Take this App and Call me in the Morning

Smartphone & pills (M) image - istock id177747640.jpg

Hospitals often ask how they can increase patient engagement to improve outcomes. Adding care managers is the favored approach, and certainly provides benefit. But at what cost? And how can a health system scale these finite clinical resources?

One answer is technology, specifically digital therapeutics. Broadly defined, digital therapeutics is software (e.g., an app) or a device that can improve a person’s health, using clinically-validated disease management and treatment.

What will it take for doctors to prescribe apps? Three things:

  1. Regulatory approval. The FDA has already cleared at least one DTx solution (WellDoc, Inc.) and is piloting a Software Precertification (PreCert) Program to develop a firm-based (vs. a product-based) regulatory approach for digital health solutions, ultimately speeding time-to-market and reducing regulatory approval time.
     
  2. Reimbursement. WellDoc’s solution also has a billing code to ensure physicians and health systems will be reimbursed for prescribing it, according to Anand K. Iyer, WellDoc’s Chief Strategy Officer.
     
  3. Evidence of efficacy. Clinical outcomes data must be published in peer-reviewed medical journals before digital therapeutics become standard practice.

Here are some of my favorite digital therapeutic solutions from the PCH Alliance Life Sciences and MedTech Roundtable at the 2017 Connected Health Conference:

  • Akili Interactive Labs provides digital treatment for neurological disorders, including autism, depression, Alzheimer’s disease and traumatic brain injury. Akili’s Project: EVO™ ADHD is currently being evaluated in the STARS-ADHD study for potential FDA approval for ADHD.

  • Mio Global is developing next-generation wrist-based monitoring which uses 24x7 heart rate signatures and adaptive filtering technology to identify anomalies and predict cardiac conditions -- heart rhythm disorder, high blood pressure and atrial fibrillation.

  • Omada Health offers obesity-related digital therapies that reduce the risk of type 2 diabetes, heart disease and stroke. A September 2017 study published in BMJ Open Diabetes Research & Care validated three-year clinical outcomes for its digital diabetes prevention program: Omada participants maintained meaningful reductions in body weight and A1c for three years.

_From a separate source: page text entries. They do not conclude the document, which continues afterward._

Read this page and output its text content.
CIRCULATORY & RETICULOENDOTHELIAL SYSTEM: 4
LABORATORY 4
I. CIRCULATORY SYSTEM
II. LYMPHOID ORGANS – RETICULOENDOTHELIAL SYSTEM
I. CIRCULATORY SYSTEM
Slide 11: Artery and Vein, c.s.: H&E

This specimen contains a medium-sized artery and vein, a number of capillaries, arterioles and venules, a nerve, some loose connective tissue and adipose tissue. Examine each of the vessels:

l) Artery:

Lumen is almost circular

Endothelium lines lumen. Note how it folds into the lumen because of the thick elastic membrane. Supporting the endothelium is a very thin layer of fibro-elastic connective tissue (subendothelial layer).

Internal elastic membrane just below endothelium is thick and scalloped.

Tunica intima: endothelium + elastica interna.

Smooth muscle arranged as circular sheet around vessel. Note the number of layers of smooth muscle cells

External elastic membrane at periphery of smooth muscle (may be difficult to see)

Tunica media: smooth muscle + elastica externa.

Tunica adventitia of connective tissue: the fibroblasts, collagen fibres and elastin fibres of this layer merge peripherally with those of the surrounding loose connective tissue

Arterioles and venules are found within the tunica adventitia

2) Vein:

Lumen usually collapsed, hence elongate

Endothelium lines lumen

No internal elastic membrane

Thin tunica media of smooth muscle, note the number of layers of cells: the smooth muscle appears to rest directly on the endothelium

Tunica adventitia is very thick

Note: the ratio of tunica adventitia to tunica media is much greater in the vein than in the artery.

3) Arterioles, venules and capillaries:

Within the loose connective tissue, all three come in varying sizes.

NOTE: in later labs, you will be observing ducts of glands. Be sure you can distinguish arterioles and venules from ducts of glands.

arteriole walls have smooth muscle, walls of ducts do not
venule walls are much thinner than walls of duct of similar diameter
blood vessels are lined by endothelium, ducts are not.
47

  • One Caring Team prescribes Virtual Reality to reconnect older adults to life. The Aloha VR™ solution reduces seniors' pain, anxiety, depression and dementia. CEO and founder Dr. Sonya Kim says that she and her team have captured 2,000 videos of seniors using virtual reality to alleviate their symptoms.

  • WellDoc's prescription-based diabetes patient coaching program, BlueStar™, uses patented clinical and behavioral algorithms, is certified by the FDA, and even has a billing code to ensure physicians and health systems are reimbursed for prescribing it.

  • Wellpepper, Inc. prototyped a voice-powered scale for diabetic foot ulcers to win the 2017 Alexa Diabetes Challenge.

I have no doubt that as clinical efficacy for digital therapeutics is demonstrated, physicians will prescribe apps and other digital therapies just as they prescribe drugs today.